On a long journey like Heathrow to Singapore, Mr Swartz says any calculation is an inexact science. "The Clarke 1866 ellipsoid model might give you a distance that's within a few dozen miles of the 'right' answer, but not much better. While adequate for bombing planners at the United States Air Force hoping to blunder past the neighbourhood Chinese Embassy, it's hardly good enough for someone who is seeking The Truth."

***

If there's one thing harder than seeking The Truth, it's tracking down lost luggage. But should your baggage go astray on an outward flight, it's always worth asking the airline for an upgrade on the way home to compensate for the inconvenience. Or you could wait to be bumped off your flight due to overbooking. Neville Walker found himself in just this position last December, which was "unseasonably warm and sunny", as he recalls.
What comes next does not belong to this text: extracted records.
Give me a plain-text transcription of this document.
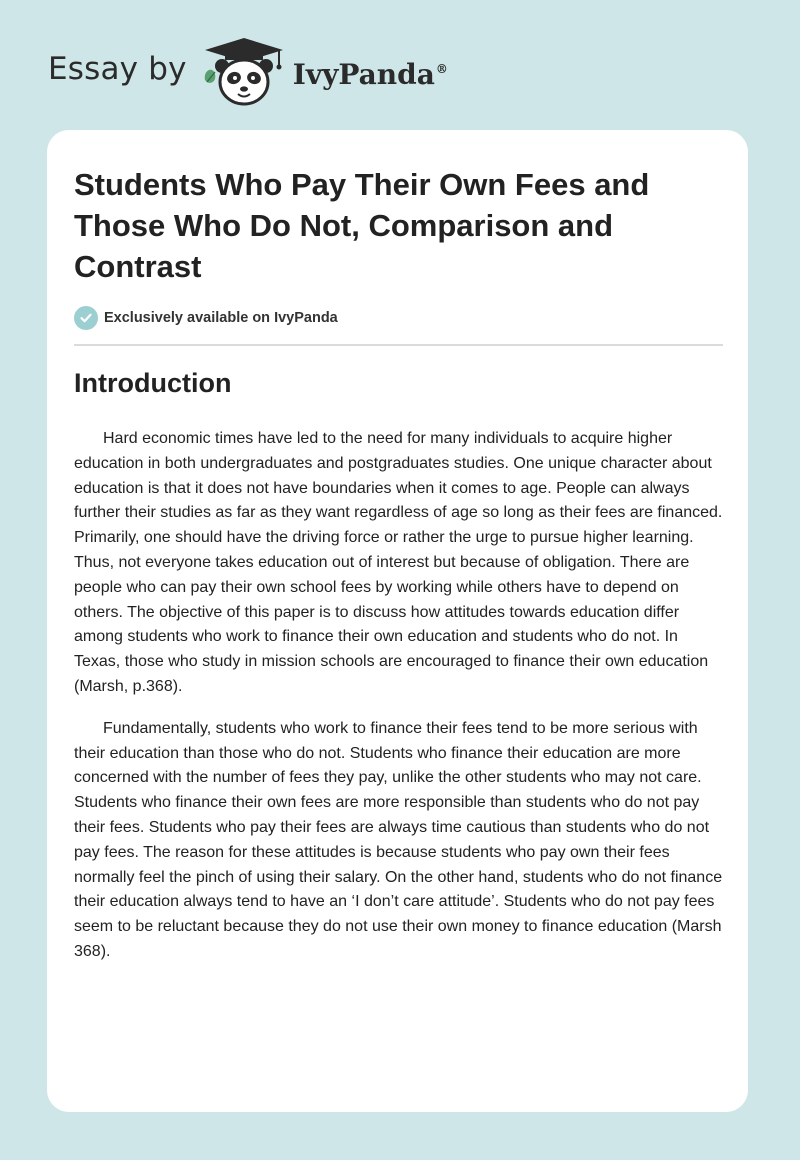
Essay by	IvyPanda®
Students Who Pay Their Own Fees and Those Who Do Not, Comparison and Contrast
Exclusively available on IvyPanda
Introduction

Hard economic times have led to the need for many individuals to acquire higher education in both undergraduates and postgraduates studies. One unique character about education is that it does not have boundaries when it comes to age. People can always further their studies as far as they want regardless of age so long as their fees are financed. Primarily, one should have the driving force or rather the urge to pursue higher learning. Thus, not everyone takes education out of interest but because of obligation. There are people who can pay their own school fees by working while others have to depend on others. The objective of this paper is to discuss how attitudes towards education differ among students who work to finance their own education and students who do not. In Texas, those who study in mission schools are encouraged to finance their own education (Marsh, p.368).

Fundamentally, students who work to finance their fees tend to be more serious with their education than those who do not. Students who finance their education are more concerned with the number of fees they pay, unlike the other students who may not care. Students who finance their own fees are more responsible than students who do not pay their fees. Students who pay their fees are always time cautious than students who do not pay fees. The reason for these attitudes is because students who pay own their fees normally feel the pinch of using their salary. On the other hand, students who do not finance their education always tend to have an ‘I don’t care attitude’. Students who do not pay fees seem to be reluctant because they do not use their own money to finance education (Marsh 368).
"I was one of a number of passengers offered first $500, then, when there were no takers, $1,000 in travel vouchers to be bumped off the Sunday morning JFK-Heathrow flight and put on the overnight flight instead. Had my partner not loudly proclaimed our need to be back in the UK on time, I'd happily have been paid to spend a sunny afternoon in Central Park."

***

Next weekend, British Airways cuts back a number of routes to try to become profitable once more. I hope BA does not revert to the alarming xenophobia shown in the advertising of its predecessor, Imperial Airways. When its weary old biplanes were losing the battle of speed to Continental competitors, the response was a poster that scolded:

"If it isn't Imperial, it isn't British. All Imperial Airways Silver Wing liners have four engines. All are named after cities, such as City of Birmingham, etc. Don't be confused! You should travel British. Be sure that you do."

What should the hapless traveller do if he or she learns the chosen flight is full? Double-check that those fiendish foreign airlines are not double-crossing you.

"If you should be told that there are no available seats on an Imperial liner, ring up Regent 7861 and make sure."